Visitors at the ongoing exhibition The Oriental Art of Painting at the National Museum of China. (Photo by JIANG DONG/CHINA DAILY)
The juxtaposition of the art shows the cultural traditions shared by the three countries, according to Yi Young-hoon, director-general of the National Museum of Korea.
"Also, the works reveal differences that need to be understood and respected, based on which people can further develop friendships," he says.
While the practice of painting flourished in the three countries during the five centuries in question, it took on different features.
Zhu Wanzhang, an art historian and researcher at the National Museum of China, says China's literati painting (wenrenhua) reached new heights in the Ming and Qing dynasties, carrying forward a rich legacy created in the Song Dynasty (960-1279).
The style, which got its name because it was widely practiced by highly educated people-intellectuals and scholar-bureaucrats-was devised by Wang Wei, a prominent poet and artist of the eighth century, and further developed by Su Dongpo, the famed scholar of Northern Song Dynasty (960-1127).
The style exhibits a lofty, highly individual and expressive feel.
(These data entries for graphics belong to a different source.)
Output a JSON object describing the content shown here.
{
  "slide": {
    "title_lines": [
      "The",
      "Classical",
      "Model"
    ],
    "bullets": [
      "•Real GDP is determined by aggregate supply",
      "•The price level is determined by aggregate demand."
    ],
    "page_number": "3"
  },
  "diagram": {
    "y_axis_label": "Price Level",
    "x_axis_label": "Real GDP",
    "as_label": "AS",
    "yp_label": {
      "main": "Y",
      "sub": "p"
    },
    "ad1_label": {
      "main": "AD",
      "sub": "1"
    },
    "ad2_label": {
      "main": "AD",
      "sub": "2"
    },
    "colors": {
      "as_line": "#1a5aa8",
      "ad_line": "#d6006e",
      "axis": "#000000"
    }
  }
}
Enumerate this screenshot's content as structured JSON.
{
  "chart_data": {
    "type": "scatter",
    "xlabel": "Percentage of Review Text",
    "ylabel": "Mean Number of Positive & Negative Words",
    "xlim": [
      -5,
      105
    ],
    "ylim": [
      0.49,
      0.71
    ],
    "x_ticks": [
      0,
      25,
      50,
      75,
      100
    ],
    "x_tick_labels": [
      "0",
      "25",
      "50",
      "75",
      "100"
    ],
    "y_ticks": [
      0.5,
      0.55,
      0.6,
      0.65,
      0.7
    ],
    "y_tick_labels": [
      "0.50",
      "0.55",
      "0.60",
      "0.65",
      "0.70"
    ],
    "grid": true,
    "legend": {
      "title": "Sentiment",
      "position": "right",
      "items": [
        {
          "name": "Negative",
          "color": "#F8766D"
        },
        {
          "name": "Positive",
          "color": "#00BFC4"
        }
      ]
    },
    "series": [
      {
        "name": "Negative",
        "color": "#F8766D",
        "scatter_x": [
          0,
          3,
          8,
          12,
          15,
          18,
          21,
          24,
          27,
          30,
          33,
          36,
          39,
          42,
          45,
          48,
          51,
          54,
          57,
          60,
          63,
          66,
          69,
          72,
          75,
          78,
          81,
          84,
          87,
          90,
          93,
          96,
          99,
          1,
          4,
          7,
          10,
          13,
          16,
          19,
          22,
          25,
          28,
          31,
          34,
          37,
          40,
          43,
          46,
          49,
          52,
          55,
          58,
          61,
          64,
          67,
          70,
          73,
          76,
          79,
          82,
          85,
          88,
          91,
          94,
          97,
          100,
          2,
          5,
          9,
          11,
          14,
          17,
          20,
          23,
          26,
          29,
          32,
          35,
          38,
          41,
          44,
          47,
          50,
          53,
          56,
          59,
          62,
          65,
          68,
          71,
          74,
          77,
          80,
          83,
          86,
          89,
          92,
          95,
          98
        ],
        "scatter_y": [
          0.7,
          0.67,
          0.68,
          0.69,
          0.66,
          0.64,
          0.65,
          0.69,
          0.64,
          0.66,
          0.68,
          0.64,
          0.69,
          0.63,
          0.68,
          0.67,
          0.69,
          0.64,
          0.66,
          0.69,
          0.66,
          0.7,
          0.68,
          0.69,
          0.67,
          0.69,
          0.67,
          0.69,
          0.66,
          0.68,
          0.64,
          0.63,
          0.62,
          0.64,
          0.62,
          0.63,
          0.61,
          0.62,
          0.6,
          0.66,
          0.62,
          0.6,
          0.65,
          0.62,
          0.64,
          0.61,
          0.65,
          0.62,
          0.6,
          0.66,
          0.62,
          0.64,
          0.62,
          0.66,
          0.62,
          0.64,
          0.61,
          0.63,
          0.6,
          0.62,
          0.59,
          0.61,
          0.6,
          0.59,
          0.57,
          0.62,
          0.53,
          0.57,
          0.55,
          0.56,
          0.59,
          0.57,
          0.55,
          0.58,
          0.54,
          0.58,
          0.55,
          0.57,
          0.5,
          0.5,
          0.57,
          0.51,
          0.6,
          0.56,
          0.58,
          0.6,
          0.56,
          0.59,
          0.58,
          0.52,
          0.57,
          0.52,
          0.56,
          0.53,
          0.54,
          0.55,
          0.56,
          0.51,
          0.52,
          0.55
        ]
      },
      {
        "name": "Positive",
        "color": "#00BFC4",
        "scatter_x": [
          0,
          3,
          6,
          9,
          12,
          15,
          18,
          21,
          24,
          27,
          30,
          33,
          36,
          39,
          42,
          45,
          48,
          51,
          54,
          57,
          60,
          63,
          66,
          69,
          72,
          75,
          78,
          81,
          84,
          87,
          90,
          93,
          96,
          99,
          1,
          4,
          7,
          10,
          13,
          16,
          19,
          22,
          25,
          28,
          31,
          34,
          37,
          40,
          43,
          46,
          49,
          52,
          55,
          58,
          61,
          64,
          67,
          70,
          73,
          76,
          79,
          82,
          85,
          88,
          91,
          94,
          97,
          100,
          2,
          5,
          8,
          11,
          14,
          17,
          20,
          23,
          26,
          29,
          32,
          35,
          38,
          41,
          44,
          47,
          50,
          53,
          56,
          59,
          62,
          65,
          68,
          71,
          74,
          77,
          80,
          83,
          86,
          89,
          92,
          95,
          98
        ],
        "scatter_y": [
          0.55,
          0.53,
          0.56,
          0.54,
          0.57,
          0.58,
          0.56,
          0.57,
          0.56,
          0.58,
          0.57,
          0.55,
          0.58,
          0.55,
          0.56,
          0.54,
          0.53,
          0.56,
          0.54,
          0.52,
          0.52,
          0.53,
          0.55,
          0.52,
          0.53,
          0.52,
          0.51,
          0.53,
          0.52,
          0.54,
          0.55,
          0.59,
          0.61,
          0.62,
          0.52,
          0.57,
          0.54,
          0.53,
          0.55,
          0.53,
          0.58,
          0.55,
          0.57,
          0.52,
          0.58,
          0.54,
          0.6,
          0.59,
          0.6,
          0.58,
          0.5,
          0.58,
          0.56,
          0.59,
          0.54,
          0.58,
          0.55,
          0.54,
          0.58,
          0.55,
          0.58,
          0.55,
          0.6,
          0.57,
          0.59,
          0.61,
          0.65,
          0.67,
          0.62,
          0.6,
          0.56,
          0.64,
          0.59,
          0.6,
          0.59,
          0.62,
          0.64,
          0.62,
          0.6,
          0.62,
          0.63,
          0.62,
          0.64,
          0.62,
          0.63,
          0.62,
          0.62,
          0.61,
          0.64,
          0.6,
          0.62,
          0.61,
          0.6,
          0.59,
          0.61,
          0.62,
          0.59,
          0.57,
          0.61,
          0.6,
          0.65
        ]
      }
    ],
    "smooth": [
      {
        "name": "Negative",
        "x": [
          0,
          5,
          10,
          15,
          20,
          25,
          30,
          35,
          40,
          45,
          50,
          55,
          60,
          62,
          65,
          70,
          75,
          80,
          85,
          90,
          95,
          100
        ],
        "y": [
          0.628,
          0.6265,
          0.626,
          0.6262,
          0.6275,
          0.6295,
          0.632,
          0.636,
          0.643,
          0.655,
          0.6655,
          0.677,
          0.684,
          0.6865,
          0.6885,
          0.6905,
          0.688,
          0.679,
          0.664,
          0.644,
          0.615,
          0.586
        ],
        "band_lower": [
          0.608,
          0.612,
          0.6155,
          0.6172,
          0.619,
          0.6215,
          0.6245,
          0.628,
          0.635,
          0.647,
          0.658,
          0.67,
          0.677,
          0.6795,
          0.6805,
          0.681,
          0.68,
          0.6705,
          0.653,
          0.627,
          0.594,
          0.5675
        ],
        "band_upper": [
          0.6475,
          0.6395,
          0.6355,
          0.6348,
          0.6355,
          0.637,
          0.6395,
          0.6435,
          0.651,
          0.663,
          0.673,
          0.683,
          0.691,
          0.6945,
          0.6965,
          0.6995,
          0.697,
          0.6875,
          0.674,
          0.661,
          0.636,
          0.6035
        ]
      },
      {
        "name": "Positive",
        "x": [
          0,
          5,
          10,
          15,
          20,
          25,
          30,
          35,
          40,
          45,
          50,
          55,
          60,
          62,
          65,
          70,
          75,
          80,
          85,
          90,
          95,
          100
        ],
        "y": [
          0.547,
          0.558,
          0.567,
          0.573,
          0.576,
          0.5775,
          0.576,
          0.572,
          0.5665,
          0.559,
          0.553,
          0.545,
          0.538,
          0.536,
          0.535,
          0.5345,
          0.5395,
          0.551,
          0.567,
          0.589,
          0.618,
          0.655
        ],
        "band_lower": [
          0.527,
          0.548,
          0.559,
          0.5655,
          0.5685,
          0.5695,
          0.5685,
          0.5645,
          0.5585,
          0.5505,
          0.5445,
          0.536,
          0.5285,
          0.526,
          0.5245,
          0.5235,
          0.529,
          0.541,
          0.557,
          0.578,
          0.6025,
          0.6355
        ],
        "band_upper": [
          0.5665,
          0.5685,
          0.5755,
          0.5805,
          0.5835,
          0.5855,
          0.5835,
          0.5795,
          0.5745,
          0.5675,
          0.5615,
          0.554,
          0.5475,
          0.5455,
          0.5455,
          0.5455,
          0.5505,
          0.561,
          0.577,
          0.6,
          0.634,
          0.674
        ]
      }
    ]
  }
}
And Zhu says its progression over centuries in China reflects the superior social standing of the literati.
Also on show at the exhibition are the works of Tang Yin and Wen Zhengming, two of the most celebrated Ming painters, whose pieces represent the highest levels of literati painting.
The style spread to Japan after artists from there were exposed to Jieziyuan Huapu, a 17th-century manual of Chinese painting.